My fiancée somehow found apps that embodied her creative spirit. First, she got her favorite brand in the world, The Weather Channel. TWC serves as her TV background throughout the day while she works, so she has developed a gentle addiction to knowing the temperature at any given moment. "Girls don't want to be cold," she advises. "You live in a refrigerator. You don't get that." She also found a touch drawing app and a tool that will tell her mood (internal weather?) from the touch of her finger. Actually, I can do that for her without an app.  

And to Apple's credit, once she started playing with the phone in earnest, she needed little instruction. The interface explained itself to her quickly. The Android interface always proved more daunting for her.   

But one of the unanticipated upsides of a two iPhone 4 family is Facetime. I didn't see that coming.  As a media historian, I bring to video calling a scholar's skepticism. The video phone, famously introduced at the 1964 World's Fair, has struggled through so many false starts and longstanding consumer indifference that the idea became for historians a case study in technological failure. Apparently, phone calling had become a distinctly non-visual ritual in American life. People actually counted on being invisible to the other person on the line. They could iron, watch TV, cook and even peruse magazines in order to pay only fleeting attention to the caller. Growing up in my Italian family of world-class talkers, our kitchen wall phone had a handset cord of legendary length. It literally reached through the dining room and into the living room so my mother could pretty much do a day of housework with a phone cradled in her neck. Visiting children who were unacquainted with the art of dodging this ever-present tether could easily get trapped in its reach. I lost more friends that way.  

No doubt Web-based video chat has softened the ground for mobile video calling. But Apple really has made it drop-dead simple to go to Facetime when two iPhones are talking with one another. And the effect on normal phone rituals is immediate and palpable. Our nightly phone "good-nights" are now face-to-face and wholly different. On my end, I can't get away with iPad browsing or Netflix queue-ing in background while we exchange details of our day. I also don't get caught in the act of losing focus. "Hey, are you listening?" she has been known to say. "Okay, so what did I just say?" Doh! Busted. With Facetime, this fellow has to focus on his betrothed and the conversation.  
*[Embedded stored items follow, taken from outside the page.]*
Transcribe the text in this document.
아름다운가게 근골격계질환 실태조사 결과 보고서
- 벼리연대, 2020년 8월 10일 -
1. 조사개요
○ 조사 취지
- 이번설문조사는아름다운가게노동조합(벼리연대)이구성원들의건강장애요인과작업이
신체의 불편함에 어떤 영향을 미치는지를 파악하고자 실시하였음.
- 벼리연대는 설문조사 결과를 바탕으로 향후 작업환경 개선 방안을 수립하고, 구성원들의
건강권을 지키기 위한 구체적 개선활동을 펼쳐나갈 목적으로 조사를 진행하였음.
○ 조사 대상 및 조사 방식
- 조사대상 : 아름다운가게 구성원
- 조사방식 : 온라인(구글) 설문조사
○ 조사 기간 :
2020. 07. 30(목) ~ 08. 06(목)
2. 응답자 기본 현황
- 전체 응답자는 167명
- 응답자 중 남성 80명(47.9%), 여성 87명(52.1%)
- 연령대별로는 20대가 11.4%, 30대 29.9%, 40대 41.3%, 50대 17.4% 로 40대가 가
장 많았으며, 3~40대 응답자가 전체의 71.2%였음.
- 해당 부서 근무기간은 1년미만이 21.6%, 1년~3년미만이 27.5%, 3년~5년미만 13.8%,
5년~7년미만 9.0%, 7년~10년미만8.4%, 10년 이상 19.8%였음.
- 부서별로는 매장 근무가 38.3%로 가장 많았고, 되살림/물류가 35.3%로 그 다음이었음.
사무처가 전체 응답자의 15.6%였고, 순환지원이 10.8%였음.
On the other hand, there is an unusual emotional intensity to video calling. The callers are "on" in a way they ordinarily aren't. And so in this early experiment with ritualized video calling I notice that the nightly exchanges are shorter than audio-only calls. Weaving video calling into the media mix also raises an unanticipated quandary. How do you decide when to go video and when to go audio, and how do you explain the decision to the other person? A whole new layer of implications can be read into the medium a caller uses.  

On her end, the early complaint is that she has to make sure "she looks presentable" now. "I never had to worry about that when you called." Of course the unexpected upside is that the low-res forward-facing camera on the iPhone has a positive effect on one's complexion. "We look good on this thing," I said. "The iPhone seems to Photoshop us."

"Yeah it seems to even out the skin tone," she agrees. "Maybe we should just use iPhones to communicate from now on. It makes us look younger."  

Now there is something even Steve Jobs didn't anticipate. IPhones are for lovers.